Hello, my name is Basmati Kasaar. I am suffering from rare and deadly diseases, poor scores on final exams, extreme virginity, fear of being kidnapped and executed sa pamamagitan ng anal electrocution, and guilt for not forwarding out 50 billion fucking chain letters sent to me sa pamamagitan ng people who actually believe that if you send them on, then that poor 6 taon old girl in Arkansas with a breast on her forehead will be able to raise enough money to have it removed before her redneck parents sell her off to the traveling freak show. Do you honestly believe that Bill Gates is going to give you and everyone you send "his" email to $1000? How stupid are you?
Ooooh, lookyhere! If I scroll down this page and make a wish, I'll get laid sa pamamagitan ng every palikero model in the magazine! What a bunch of bullshit.
So basically, this message is a big FUCK YOU to all the people out there who have nothing better to do than to send me stupid chain mail forwards. Maybe the evil chain letter leprechauns will come into my apartment and sodomize me in my sleep for not continuing the chain which was started sa pamamagitan ng Hesus in 5 A.D. and was brought to this country sa pamamagitan ng midget pilgrims on the Mayflower and if it makes it to the taon 2000, it'll be in the Gines Book of World Records for longest continuous streak of blatant stupidity.
Fuck them.
If you're going to pasulong something, at least send me something mildly amusing. I've seen all the "send this to 50 of your closest friends, and this poor, wretched excuse for a human being will somehow receive a nickel from some omniscient being" forwards about 90 times. I don't fucking care.
ipakita a little intelligence and think about what you're actually contributing to sa pamamagitan ng sending out forwards. Chances are it's your own unpopularity.
The point being? If you get some chain letter that's threatening to leave you shagless or luckless for the rest of your life, alisin it. If it's funny, send it on. Don't piss people off sa pamamagitan ng making them feel guilty about a leper in Botswana with no teeth, who's been tied to a dead elepante for 27 years, whose only savior is the 5 cents per letter he'll receive if you pasulong this mail, otherwise you'll end up like Miranda. Right? Now pasulong this to everyone you know otherwise, tomorrow morning your underwear will turn carnivorous and will consume your genitals.
Ooooh, lookyhere! If I scroll down this page and make a wish, I'll get laid sa pamamagitan ng every palikero model in the magazine! What a bunch of bullshit.
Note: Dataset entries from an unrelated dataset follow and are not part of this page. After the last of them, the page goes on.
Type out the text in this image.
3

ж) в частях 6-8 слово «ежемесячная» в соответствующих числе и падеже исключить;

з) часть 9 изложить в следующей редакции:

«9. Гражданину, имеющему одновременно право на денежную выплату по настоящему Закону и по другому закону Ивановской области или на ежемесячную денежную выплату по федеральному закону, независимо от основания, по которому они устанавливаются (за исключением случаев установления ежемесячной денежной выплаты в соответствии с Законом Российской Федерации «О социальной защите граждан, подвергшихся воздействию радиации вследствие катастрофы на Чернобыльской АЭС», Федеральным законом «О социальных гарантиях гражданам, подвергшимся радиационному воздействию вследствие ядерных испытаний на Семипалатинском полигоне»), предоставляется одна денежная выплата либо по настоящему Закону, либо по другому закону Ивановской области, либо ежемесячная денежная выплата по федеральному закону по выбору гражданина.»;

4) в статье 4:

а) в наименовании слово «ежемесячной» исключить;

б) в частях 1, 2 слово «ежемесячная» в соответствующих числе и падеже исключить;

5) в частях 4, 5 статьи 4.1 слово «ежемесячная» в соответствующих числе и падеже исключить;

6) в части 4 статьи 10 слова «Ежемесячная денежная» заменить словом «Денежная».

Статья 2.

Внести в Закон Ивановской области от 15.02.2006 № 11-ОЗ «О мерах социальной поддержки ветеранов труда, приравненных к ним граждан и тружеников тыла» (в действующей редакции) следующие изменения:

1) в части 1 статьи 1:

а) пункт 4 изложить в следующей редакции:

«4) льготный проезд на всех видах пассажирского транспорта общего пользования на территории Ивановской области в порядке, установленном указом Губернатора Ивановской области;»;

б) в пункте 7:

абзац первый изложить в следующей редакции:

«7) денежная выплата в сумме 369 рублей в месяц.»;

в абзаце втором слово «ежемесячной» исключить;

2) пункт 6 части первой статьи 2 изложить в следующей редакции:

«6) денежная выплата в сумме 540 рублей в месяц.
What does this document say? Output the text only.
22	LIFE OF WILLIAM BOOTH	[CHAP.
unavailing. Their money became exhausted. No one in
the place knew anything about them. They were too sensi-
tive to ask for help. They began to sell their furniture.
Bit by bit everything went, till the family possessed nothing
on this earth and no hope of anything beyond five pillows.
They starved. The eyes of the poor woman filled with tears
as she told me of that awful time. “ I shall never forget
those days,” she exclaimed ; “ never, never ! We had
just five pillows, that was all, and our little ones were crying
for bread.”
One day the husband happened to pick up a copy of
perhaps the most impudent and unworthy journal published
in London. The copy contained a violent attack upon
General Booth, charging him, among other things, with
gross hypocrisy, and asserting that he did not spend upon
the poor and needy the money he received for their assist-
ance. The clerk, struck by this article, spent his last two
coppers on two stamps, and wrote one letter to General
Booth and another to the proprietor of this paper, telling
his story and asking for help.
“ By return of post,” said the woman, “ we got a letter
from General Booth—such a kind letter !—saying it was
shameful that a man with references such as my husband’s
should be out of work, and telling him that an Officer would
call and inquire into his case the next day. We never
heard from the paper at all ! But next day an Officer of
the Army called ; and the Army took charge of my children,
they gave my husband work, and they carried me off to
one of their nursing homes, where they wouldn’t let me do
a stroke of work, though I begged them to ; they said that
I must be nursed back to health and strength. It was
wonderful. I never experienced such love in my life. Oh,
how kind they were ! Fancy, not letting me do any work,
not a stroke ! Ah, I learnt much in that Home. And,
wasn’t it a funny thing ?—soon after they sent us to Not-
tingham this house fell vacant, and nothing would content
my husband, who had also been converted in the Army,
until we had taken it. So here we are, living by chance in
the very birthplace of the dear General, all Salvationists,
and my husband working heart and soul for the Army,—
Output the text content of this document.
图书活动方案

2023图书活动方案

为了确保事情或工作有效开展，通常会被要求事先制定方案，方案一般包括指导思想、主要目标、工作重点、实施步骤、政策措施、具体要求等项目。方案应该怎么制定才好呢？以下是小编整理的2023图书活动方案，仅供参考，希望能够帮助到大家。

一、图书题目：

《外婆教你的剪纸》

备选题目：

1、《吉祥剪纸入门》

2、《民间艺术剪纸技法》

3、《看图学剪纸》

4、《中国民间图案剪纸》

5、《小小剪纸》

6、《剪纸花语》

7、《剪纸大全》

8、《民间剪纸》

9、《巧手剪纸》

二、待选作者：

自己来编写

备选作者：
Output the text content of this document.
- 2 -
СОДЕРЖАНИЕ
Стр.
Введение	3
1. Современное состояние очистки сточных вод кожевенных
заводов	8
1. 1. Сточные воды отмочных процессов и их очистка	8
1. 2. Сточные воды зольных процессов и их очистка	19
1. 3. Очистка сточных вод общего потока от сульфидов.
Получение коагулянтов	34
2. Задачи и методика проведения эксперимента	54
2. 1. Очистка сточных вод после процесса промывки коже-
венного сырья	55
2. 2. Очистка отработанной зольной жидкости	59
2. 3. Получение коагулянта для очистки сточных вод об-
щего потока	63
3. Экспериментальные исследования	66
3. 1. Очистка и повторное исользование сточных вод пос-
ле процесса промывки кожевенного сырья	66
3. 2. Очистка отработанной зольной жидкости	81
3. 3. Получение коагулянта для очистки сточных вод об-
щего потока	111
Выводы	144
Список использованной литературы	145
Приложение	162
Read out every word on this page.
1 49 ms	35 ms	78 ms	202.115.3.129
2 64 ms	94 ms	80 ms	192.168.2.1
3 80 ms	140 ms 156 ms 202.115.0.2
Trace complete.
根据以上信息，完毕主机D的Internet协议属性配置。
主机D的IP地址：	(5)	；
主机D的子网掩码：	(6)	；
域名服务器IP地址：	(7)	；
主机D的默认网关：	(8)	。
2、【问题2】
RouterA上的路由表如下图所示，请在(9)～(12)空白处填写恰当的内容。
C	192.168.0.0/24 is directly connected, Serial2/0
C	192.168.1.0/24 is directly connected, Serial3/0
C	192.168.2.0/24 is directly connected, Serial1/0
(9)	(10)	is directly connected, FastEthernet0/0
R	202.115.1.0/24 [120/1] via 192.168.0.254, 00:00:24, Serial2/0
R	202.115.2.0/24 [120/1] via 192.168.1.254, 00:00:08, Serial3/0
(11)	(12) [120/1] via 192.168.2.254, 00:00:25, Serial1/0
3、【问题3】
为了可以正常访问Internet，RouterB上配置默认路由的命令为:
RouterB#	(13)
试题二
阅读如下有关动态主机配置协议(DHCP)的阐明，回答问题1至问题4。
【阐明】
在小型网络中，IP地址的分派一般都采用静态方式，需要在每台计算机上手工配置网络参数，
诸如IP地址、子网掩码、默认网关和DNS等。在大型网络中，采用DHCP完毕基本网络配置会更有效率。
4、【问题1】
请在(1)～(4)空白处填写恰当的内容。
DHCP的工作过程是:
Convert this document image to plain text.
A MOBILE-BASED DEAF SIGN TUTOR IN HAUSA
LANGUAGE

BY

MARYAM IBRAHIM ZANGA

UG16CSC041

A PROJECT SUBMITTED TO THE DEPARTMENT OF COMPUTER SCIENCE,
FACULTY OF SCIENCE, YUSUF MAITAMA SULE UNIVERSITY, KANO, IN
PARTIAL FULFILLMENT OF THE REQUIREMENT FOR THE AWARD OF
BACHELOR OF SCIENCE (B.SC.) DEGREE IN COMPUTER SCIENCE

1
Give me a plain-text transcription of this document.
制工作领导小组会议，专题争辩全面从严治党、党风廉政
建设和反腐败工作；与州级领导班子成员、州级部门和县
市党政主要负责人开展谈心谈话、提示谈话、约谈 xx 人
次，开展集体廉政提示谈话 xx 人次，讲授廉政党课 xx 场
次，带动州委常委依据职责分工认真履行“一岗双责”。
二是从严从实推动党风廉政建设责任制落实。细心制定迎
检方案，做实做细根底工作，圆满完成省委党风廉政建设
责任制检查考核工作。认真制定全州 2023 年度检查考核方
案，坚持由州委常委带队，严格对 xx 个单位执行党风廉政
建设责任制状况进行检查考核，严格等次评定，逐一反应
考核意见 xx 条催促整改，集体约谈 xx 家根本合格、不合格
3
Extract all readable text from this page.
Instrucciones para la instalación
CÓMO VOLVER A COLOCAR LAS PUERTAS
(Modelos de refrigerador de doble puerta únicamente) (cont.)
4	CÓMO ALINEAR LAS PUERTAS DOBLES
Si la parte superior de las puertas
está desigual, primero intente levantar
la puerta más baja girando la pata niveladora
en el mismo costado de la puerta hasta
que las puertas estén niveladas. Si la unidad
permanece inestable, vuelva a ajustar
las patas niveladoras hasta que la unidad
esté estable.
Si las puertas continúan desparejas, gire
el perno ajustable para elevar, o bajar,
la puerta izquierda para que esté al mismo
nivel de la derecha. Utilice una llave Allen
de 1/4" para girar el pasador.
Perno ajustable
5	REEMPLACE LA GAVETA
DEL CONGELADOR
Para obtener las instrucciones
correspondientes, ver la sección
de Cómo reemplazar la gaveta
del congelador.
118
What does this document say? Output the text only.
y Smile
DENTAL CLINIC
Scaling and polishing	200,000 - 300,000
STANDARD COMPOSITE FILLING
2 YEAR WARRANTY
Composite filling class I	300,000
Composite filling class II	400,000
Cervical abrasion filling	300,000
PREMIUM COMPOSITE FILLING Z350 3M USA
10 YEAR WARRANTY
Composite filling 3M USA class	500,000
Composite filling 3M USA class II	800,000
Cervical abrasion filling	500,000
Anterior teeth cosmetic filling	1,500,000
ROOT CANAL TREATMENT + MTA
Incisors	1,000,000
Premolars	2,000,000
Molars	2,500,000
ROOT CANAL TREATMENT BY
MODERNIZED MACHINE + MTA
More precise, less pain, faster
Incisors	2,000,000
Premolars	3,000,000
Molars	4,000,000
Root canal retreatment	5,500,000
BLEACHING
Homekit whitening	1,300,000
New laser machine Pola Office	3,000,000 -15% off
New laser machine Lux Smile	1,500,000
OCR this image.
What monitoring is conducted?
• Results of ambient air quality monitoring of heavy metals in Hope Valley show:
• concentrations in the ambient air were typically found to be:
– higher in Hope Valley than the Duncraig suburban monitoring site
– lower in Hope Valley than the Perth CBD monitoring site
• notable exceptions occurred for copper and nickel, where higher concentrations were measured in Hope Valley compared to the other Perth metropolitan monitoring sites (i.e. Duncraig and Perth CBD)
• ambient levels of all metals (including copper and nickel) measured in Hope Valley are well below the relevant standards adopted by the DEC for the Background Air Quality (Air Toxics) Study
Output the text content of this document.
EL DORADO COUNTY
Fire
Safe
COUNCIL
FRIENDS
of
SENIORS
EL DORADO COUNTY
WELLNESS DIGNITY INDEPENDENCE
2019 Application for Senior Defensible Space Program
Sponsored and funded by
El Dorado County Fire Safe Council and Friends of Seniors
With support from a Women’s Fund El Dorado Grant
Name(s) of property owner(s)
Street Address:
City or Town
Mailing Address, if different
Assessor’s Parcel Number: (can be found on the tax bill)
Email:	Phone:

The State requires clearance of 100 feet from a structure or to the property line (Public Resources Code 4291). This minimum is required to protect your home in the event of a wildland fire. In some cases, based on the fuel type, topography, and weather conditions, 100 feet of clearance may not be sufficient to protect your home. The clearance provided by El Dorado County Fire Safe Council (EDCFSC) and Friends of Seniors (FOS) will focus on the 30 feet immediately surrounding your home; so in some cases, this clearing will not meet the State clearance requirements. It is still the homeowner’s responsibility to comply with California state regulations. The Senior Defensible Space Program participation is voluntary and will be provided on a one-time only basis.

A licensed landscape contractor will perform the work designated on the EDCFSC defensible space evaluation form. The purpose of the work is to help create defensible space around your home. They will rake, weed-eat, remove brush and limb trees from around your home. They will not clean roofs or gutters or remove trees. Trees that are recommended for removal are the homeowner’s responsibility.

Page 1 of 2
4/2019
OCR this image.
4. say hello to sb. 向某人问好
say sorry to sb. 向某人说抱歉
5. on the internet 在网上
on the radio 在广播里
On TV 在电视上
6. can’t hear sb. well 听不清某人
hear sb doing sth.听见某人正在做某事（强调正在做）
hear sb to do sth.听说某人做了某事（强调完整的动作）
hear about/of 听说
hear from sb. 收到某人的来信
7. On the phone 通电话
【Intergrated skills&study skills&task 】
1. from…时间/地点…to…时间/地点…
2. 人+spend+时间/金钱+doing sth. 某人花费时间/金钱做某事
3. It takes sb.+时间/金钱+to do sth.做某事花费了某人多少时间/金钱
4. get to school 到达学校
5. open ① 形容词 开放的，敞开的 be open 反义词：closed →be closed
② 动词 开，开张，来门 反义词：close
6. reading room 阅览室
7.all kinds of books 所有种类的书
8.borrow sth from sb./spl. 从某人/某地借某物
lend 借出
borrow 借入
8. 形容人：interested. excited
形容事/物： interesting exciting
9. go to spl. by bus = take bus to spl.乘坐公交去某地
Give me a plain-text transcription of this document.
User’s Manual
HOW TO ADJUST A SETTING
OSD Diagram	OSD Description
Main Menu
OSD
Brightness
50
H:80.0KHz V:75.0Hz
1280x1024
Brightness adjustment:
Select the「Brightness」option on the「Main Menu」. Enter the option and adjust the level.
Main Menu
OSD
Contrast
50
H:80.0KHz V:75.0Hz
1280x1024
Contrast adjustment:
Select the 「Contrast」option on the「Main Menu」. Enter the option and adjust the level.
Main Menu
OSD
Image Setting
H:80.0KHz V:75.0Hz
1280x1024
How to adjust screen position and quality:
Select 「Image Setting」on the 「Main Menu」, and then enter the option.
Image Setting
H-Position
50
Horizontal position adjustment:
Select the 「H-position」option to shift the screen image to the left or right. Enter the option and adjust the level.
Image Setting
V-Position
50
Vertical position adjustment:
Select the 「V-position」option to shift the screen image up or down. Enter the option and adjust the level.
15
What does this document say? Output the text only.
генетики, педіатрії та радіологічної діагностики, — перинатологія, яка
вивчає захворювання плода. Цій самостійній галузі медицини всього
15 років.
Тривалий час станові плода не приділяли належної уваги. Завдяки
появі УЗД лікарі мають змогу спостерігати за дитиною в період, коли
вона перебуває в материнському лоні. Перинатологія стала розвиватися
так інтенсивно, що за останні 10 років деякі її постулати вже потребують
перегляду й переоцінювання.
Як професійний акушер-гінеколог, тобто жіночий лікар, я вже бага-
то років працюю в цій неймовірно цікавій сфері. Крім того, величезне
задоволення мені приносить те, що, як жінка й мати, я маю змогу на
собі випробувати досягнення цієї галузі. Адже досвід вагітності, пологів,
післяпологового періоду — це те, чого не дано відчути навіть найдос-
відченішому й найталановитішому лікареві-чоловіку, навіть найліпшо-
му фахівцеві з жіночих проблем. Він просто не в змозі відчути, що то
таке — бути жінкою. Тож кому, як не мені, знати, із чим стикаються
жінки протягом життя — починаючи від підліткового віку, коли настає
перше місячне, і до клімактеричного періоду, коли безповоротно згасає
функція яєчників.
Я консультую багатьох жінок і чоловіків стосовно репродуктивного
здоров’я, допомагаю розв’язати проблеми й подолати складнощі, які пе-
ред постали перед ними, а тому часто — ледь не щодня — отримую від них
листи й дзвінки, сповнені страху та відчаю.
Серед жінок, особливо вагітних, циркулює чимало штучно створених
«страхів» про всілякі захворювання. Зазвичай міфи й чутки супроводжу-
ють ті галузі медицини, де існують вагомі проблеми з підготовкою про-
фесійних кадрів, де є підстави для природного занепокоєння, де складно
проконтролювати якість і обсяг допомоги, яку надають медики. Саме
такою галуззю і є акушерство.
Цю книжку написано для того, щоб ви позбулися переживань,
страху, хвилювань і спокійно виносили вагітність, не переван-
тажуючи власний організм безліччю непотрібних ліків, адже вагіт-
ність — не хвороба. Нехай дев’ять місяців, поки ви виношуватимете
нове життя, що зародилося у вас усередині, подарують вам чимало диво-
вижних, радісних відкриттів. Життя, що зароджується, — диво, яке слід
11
So basically, this message is a big FUCK YOU to all the people out there who have nothing better to do than to send me stupid chain mail forwards. Maybe the evil chain letter leprechauns will come into my apartment and sodomize me in my sleep for not continuing the chain which was started sa pamamagitan ng Hesus in 5 A.D. and was brought to this country sa pamamagitan ng midget pilgrims on the Mayflower and if it makes it to the taon 2000, it'll be in the Gines Book of World Records for longest continuous streak of blatant stupidity.
Fuck them.
If you're going to pasulong something, at least send me something mildly amusing. I've seen all the "send this to 50 of your closest friends, and this poor, wretched excuse for a human being will somehow receive a nickel from some omniscient being" forwards about 90 times. I don't fucking care.
ipakita a little intelligence and think about what you're actually contributing to sa pamamagitan ng sending out forwards. Chances are it's your own unpopularity.
The point being? If you get some chain letter that's threatening to leave you shagless or luckless for the rest of your life, alisin it. If it's funny, send it on. Don't piss people off sa pamamagitan ng making them feel guilty about a leper in Botswana with no teeth, who's been tied to a dead elepante for 27 years, whose only savior is the 5 cents per letter he'll receive if you pasulong this mail, otherwise you'll end up like Miranda. Right? Now pasulong this to everyone you know otherwise, tomorrow morning your underwear will turn carnivorous and will consume your genitals.